Montag, Dezember 06, 2004

Weihnachten...

...naht, wenn man schon zwischen den PC-Keyboard-Tasten Tannennadeln findet.

Gruß

Was mich verwirrt? Wenn mich unser Admin um 17 Uhr mit den Worten "Mahlzeit!" begrüßt.

Kundenservice

Ich liebe es wenn der Tag so beginnt:
Es klingelt an der Büroeingangstür. Es klingelt ein zweites Mal. Oh, unsere Sekretärin Fr. Z. ist nicht da, denke ich und gehe zu Tür. Eine unbekannte Frau tritt herein.

Frau: (ohne Begrüßung, ziemlich arrogant): Ist Frau Z. da?

Ich: Guten Tag, Frau Z. ist momentan leider nicht da.

Frau: (arroganter) Wann ist sie wieder da?

Ich: Das weiß ich nicht.

Frau: (noch arroganter) Wer nimmt immer die Zeitung aus dem Briefkasten?

Ich: Normalerweise Frau Z.

Frau: (pampig) Wer nimmt immer die Zeitung aus dem Briefkasten?

Ich: Ich sagte, doch: Normalerweise Frau Z.

Frau: (wird zunehmend hysterischer) Irgendjemand muß doch die Zeitung aus dem Briefkasten nehmen? Ich stecke sie doch jeden Tag in den Briefkasten.

(Mir geht so langsam ein Licht auf. Die Dame, die weder gegrüßt, noch sich vorgestellt hat, ist wohl die Zeitungszustellerin.)

Ich: Das macht normalerweise Frau Z., ansonsten der Kollege, der den Schlüssel hat.
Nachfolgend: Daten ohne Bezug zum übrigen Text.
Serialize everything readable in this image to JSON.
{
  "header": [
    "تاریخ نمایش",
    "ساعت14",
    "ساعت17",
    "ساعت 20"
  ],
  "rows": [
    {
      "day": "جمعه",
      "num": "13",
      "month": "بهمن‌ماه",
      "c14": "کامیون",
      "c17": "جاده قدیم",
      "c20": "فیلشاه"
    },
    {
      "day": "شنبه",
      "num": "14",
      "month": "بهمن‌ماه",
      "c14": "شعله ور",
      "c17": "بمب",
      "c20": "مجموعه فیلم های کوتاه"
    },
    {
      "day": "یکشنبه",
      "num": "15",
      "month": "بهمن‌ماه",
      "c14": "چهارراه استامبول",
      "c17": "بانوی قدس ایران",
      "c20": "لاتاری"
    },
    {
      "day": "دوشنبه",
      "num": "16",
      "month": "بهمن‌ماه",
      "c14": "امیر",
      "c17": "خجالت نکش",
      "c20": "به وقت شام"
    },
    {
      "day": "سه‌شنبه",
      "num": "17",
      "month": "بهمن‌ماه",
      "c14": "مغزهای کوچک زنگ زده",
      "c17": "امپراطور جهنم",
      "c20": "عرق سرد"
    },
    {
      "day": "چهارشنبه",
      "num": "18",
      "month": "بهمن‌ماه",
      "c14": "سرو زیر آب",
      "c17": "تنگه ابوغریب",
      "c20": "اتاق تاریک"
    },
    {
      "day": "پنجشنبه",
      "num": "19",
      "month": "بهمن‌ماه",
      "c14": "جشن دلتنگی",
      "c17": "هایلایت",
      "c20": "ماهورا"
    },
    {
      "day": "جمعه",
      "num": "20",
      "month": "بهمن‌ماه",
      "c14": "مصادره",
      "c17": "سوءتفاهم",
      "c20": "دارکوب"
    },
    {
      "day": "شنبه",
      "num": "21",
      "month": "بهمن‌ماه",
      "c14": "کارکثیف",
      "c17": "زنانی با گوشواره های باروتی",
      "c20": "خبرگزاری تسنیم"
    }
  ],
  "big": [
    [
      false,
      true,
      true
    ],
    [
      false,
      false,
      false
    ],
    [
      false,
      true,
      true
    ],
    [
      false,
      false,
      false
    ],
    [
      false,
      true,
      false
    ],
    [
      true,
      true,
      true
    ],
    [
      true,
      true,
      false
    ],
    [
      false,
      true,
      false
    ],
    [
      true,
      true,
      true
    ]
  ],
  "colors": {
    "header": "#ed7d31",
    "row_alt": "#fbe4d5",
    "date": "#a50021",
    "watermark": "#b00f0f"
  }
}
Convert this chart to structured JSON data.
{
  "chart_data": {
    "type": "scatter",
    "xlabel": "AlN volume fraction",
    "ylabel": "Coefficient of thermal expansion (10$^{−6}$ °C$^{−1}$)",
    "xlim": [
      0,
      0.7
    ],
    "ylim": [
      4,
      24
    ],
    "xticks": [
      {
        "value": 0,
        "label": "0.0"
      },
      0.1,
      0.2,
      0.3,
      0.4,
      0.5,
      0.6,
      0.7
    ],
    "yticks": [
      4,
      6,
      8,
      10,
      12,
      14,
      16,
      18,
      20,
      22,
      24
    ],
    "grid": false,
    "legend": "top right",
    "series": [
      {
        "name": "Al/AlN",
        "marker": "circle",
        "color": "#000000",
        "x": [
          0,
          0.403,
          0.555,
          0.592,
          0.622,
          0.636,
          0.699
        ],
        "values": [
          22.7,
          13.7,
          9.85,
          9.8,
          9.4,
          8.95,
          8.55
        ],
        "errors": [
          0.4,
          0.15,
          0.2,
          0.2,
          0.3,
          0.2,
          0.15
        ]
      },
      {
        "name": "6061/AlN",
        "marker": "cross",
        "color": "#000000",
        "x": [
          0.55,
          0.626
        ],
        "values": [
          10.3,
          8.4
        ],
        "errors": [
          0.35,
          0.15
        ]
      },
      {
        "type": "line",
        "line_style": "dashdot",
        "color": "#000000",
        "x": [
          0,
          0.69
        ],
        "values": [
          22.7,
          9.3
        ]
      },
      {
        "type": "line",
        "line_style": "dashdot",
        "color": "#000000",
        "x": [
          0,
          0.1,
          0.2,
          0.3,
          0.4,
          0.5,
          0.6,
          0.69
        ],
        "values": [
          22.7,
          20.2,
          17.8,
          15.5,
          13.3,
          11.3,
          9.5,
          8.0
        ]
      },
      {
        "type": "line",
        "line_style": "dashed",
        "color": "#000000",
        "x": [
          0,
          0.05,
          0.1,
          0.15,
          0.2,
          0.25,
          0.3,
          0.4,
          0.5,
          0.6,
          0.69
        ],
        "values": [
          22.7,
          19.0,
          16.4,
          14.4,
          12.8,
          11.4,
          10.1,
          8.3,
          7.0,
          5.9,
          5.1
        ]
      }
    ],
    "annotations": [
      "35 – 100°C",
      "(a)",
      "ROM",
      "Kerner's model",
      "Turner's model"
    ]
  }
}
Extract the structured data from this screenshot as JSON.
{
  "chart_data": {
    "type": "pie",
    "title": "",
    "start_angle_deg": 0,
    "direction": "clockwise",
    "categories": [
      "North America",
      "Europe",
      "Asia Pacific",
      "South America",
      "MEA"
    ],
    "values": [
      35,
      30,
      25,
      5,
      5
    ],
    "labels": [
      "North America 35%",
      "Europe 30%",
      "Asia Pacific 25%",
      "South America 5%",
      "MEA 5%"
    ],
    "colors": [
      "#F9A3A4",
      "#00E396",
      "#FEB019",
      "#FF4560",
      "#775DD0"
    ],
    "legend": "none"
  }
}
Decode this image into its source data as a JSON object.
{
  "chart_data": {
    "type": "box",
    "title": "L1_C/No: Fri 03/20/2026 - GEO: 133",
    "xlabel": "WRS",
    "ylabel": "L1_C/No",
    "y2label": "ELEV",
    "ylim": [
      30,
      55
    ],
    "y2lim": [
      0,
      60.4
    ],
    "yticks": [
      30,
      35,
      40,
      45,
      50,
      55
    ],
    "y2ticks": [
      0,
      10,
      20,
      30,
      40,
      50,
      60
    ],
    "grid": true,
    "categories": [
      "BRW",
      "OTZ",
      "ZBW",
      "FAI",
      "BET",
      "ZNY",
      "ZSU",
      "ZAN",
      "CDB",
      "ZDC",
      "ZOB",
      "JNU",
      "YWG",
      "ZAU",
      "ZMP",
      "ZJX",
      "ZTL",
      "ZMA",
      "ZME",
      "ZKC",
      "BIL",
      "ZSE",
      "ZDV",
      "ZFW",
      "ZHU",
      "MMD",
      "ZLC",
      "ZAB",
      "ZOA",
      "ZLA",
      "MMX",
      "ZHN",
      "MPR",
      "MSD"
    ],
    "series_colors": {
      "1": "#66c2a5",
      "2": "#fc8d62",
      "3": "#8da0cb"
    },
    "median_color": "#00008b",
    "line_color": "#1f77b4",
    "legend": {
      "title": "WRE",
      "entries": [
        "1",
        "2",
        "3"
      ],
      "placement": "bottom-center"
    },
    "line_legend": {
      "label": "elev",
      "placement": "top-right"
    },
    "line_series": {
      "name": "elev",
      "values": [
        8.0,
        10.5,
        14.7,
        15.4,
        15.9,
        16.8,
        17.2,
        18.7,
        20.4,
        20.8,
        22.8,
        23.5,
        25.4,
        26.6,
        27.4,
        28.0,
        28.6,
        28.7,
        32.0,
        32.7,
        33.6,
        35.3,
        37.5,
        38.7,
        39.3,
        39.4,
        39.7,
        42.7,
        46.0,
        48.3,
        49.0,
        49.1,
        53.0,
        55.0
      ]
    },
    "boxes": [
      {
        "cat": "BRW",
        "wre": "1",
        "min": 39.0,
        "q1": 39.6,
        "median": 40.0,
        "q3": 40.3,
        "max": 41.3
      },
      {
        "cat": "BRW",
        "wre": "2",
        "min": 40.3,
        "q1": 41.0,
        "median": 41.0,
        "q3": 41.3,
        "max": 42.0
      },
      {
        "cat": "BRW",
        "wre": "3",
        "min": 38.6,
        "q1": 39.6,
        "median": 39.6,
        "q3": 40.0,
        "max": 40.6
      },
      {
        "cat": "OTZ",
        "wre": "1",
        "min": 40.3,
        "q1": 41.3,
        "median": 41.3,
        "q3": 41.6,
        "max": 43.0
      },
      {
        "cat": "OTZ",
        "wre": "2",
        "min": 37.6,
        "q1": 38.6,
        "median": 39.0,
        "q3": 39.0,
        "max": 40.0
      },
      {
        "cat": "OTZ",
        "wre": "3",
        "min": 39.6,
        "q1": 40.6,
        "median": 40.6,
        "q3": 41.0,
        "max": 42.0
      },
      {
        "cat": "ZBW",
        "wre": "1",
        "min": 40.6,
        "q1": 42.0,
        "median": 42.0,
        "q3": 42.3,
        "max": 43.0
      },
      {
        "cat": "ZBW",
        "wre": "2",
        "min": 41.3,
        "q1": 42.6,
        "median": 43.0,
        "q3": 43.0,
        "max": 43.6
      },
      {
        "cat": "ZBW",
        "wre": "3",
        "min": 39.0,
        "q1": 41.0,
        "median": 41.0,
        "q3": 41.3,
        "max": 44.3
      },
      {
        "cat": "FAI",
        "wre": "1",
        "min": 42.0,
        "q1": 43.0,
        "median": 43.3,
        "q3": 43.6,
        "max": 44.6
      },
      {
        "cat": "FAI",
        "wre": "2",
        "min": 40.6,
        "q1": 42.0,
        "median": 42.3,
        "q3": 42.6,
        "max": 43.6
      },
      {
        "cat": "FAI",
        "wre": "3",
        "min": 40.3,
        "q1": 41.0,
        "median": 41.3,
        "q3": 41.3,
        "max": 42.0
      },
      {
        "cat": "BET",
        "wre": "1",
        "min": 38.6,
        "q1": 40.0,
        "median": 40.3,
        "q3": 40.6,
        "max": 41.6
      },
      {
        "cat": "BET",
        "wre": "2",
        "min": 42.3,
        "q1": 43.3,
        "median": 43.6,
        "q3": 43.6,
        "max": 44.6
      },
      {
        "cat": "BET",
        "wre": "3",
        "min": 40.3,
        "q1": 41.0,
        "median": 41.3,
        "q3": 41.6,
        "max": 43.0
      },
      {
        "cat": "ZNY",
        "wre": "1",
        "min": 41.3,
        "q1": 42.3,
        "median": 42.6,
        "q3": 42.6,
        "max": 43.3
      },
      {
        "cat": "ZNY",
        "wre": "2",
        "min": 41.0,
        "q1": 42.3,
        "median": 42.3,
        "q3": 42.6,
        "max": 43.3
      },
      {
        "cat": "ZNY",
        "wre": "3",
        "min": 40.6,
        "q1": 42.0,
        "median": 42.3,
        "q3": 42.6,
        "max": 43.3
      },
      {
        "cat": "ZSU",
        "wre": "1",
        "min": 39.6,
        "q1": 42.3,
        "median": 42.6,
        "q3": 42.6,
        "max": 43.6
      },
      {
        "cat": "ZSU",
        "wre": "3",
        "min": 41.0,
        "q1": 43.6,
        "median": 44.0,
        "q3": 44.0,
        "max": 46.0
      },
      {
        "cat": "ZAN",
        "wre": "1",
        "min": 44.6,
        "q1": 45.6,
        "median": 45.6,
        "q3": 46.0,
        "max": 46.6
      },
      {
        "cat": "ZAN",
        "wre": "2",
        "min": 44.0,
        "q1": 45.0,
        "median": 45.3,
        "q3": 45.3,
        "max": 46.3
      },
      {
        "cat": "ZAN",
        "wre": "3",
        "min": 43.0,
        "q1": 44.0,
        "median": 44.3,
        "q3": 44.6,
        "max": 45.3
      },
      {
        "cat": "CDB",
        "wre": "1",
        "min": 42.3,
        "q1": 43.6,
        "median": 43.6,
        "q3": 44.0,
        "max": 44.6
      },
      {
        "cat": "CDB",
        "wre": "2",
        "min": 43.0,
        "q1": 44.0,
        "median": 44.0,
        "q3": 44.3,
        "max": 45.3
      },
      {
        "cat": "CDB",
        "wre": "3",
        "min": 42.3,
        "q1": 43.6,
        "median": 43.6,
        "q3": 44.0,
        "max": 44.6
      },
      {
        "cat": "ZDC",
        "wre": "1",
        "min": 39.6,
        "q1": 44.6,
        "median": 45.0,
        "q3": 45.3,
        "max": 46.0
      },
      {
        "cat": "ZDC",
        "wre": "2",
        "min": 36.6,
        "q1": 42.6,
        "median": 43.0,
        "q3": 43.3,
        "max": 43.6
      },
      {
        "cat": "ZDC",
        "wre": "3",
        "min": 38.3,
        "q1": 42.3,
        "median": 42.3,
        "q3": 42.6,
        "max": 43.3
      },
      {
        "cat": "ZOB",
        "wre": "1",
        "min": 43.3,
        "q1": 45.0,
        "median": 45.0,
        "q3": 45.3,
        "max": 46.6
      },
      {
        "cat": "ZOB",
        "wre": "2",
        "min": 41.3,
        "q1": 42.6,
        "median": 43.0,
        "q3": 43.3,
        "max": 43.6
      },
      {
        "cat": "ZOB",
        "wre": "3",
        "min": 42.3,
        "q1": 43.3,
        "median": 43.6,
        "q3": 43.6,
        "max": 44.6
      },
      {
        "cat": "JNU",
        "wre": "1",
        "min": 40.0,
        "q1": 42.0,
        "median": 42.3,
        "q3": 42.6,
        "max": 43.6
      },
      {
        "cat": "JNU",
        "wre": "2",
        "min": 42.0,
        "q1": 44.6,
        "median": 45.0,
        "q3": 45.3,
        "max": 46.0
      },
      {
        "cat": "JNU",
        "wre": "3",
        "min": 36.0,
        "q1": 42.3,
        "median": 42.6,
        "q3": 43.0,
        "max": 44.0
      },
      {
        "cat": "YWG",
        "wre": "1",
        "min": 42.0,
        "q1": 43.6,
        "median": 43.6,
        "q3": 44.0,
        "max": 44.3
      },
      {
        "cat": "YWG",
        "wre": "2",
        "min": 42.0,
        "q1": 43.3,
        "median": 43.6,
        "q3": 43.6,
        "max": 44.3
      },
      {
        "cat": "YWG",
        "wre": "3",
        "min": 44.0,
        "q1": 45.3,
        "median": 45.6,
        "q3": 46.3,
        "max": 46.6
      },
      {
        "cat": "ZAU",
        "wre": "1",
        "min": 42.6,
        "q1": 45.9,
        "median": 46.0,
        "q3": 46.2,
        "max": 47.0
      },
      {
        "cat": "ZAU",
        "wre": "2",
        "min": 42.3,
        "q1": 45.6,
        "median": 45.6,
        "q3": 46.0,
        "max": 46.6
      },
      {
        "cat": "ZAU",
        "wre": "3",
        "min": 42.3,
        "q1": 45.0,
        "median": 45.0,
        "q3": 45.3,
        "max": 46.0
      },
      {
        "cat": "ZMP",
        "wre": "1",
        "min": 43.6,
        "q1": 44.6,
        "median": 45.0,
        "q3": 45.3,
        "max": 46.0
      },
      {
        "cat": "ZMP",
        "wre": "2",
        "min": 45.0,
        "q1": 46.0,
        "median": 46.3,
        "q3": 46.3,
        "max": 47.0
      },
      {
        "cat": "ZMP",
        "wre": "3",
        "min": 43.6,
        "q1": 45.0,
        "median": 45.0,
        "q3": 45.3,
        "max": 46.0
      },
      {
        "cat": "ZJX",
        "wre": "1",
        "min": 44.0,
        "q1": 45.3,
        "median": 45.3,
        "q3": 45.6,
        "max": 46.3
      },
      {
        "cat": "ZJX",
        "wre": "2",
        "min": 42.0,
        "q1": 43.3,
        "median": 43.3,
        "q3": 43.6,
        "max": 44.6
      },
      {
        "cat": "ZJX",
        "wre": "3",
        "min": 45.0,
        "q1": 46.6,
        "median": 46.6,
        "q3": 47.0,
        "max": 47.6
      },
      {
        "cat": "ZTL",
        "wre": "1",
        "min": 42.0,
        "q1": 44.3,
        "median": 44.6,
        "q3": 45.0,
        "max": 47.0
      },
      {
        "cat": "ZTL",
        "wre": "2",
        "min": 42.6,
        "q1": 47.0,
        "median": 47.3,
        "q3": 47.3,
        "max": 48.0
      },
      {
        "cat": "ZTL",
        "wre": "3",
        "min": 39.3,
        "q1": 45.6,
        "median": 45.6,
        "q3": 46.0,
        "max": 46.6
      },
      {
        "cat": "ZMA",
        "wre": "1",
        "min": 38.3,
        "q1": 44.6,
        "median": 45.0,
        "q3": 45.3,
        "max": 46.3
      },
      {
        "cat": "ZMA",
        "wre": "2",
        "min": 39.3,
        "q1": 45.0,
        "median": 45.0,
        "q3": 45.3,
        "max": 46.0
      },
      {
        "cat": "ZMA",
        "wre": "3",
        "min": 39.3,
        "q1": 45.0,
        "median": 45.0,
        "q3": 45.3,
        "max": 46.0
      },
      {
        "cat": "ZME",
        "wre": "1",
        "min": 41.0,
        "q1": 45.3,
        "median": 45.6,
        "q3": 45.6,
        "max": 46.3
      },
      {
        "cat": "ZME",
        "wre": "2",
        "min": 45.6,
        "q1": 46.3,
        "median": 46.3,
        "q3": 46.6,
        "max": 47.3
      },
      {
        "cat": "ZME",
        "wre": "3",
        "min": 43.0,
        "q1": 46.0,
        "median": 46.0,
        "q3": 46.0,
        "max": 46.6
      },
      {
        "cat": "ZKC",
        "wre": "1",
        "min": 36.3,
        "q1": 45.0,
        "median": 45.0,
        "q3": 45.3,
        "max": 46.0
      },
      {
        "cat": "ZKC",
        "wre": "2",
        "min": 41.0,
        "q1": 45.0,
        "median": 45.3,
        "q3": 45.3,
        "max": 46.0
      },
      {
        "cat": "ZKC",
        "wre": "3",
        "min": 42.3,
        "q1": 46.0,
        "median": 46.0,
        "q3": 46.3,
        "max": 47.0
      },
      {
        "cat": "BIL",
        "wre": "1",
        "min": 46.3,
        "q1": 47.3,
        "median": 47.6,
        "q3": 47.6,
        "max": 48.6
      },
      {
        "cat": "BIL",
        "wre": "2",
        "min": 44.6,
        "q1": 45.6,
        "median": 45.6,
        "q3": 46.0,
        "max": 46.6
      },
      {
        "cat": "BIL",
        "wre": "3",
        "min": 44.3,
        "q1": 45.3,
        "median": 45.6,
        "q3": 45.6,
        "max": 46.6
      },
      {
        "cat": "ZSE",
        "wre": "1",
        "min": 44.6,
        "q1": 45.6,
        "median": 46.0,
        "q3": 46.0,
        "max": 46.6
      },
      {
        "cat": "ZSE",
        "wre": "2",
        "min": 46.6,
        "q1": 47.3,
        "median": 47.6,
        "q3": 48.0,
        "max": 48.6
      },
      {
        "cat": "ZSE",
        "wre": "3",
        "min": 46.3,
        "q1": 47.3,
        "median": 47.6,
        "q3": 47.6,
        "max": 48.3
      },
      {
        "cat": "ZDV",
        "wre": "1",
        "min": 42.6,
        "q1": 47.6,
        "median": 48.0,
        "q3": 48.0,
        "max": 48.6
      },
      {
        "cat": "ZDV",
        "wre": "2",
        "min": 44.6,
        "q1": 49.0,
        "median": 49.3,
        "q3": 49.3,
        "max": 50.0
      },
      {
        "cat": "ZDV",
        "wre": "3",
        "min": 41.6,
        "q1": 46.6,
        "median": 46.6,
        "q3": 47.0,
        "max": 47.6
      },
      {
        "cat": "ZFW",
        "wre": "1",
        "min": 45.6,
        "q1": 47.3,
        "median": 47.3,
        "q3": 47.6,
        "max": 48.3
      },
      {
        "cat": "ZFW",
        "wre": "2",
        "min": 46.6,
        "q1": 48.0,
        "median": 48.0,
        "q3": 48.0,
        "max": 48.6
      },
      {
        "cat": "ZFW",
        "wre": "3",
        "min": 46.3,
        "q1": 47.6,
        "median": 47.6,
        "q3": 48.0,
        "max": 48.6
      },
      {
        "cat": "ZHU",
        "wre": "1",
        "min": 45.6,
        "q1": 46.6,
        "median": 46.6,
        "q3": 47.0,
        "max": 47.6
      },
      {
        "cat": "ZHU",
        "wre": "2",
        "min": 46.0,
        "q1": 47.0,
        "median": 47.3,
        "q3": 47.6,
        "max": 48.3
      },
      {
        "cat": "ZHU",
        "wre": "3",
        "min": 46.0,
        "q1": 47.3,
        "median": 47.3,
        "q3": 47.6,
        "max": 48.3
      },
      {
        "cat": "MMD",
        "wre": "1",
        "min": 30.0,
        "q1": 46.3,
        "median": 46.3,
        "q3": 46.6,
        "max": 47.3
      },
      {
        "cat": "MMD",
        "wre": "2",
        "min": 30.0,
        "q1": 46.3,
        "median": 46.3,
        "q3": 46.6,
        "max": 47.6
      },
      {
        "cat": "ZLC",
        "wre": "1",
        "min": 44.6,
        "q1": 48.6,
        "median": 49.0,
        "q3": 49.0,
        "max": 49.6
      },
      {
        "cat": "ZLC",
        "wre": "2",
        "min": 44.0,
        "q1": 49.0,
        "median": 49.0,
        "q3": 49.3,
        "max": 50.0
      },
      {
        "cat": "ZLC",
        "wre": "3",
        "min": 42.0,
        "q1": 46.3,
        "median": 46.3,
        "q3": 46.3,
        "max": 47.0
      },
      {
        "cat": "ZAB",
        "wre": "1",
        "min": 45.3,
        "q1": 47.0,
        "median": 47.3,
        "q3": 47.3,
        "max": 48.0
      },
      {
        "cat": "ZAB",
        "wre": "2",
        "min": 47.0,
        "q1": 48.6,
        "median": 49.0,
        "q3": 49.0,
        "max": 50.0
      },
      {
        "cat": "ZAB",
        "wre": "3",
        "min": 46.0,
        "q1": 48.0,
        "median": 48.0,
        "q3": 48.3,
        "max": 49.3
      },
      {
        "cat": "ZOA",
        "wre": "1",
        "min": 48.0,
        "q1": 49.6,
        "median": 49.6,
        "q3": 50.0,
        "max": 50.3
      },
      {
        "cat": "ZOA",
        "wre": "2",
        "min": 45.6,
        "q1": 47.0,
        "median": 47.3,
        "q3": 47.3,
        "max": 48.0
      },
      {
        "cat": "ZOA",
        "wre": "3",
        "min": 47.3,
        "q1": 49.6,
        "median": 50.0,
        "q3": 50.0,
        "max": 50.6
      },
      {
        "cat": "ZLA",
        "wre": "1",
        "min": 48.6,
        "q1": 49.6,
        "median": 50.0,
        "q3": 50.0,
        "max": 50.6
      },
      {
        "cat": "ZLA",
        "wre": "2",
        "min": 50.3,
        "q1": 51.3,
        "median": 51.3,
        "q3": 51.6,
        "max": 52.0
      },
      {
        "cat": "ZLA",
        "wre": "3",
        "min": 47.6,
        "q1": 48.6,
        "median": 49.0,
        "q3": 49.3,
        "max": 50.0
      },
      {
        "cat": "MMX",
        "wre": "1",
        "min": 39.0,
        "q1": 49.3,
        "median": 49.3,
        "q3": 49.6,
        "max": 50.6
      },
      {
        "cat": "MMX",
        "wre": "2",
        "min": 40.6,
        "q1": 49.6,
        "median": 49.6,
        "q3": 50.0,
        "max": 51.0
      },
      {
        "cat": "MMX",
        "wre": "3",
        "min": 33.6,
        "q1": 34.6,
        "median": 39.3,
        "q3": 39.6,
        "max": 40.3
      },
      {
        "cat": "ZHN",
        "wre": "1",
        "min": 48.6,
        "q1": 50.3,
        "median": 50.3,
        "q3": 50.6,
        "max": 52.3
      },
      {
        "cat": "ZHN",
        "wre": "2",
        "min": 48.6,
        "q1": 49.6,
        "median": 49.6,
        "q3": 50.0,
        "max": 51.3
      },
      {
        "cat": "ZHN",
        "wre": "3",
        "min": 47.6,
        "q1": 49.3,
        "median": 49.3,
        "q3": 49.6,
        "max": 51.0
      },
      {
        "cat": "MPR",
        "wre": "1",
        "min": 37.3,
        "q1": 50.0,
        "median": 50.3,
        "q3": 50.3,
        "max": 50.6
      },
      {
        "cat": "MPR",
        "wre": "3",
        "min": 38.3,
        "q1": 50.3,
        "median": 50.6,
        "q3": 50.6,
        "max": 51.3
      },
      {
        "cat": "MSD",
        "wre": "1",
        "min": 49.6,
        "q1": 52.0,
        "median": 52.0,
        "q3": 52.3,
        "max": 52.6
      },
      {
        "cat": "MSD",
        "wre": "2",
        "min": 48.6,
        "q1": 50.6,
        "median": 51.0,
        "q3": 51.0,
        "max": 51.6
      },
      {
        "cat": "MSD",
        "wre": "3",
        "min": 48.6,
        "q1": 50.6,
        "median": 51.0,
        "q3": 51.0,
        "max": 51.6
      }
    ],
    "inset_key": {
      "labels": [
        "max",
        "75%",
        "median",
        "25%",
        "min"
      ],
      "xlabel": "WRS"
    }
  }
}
Frau: (Brüllt mich an.) Das kann doch nicht sein, irgendjemand muß doch die Zeitung aus dem Briefkasten nehmen. Ich frage Sie und bekomme nur dumme Antworten.

(Frau rennt brüllend auf den Flur und läßt die Eingangstür hinter sich zufallen. Ich zögere zwei Sekunden. Öffne die Tür und rufe ihr hinterher.)

Ich: Sagen Sie, mal, ist daß die neue Art, wie man mit Kunden umgeht?

Frau: (fängt an zu heulen) Das ist keine Art, wie man mir umgeht, mein Job ist in Gefahr und ich bekomme nur dumme Antworten.

Ich: (überwinde mich und bitte die Frau nochmal herein) Sagen Sie doch mal bitte, was denn nun eigentlich Ihr Problem ist!

Frau: Ich habe hier ein Schreiben von meinem Chef. Sie würden seit Anfang des Jahres keine Zeitung mehr bekommen, obwohl Sie dafür bezahlen. Ich stecke Sie doch jeden Tag in Ihren Briefkasten.

Ich: Ach so. Ich kann Ihnen damit nicht weiterhelfen, schreiben Sie mir bitte Ihre Telefonnummer auf. Ich gebe sie Frau Z. und diese ruft Sie dann zurück.

(Die Dame schreibt ihre Nummer auf und verläßt das Büro ohne sich zu bedanken, zu entschuldigen oder sich zu verabschieden.)

Drei Stunden später erfahre ich von unserer Sekretärin: Wir haben zum Kundenservice der Zeitung letzte Woche ein Fax mit der Nachricht geschickt, daß wir zum Anfang des Jahres die betreffende Zeitung abbestellt haben, sie aber noch jeden Tag im Briefkasten haben.

Wer so schlecht seine Probleme artikulieren kann, wie die Zeitungszustellerin, versteht auch keine Faxe von seinem Chef.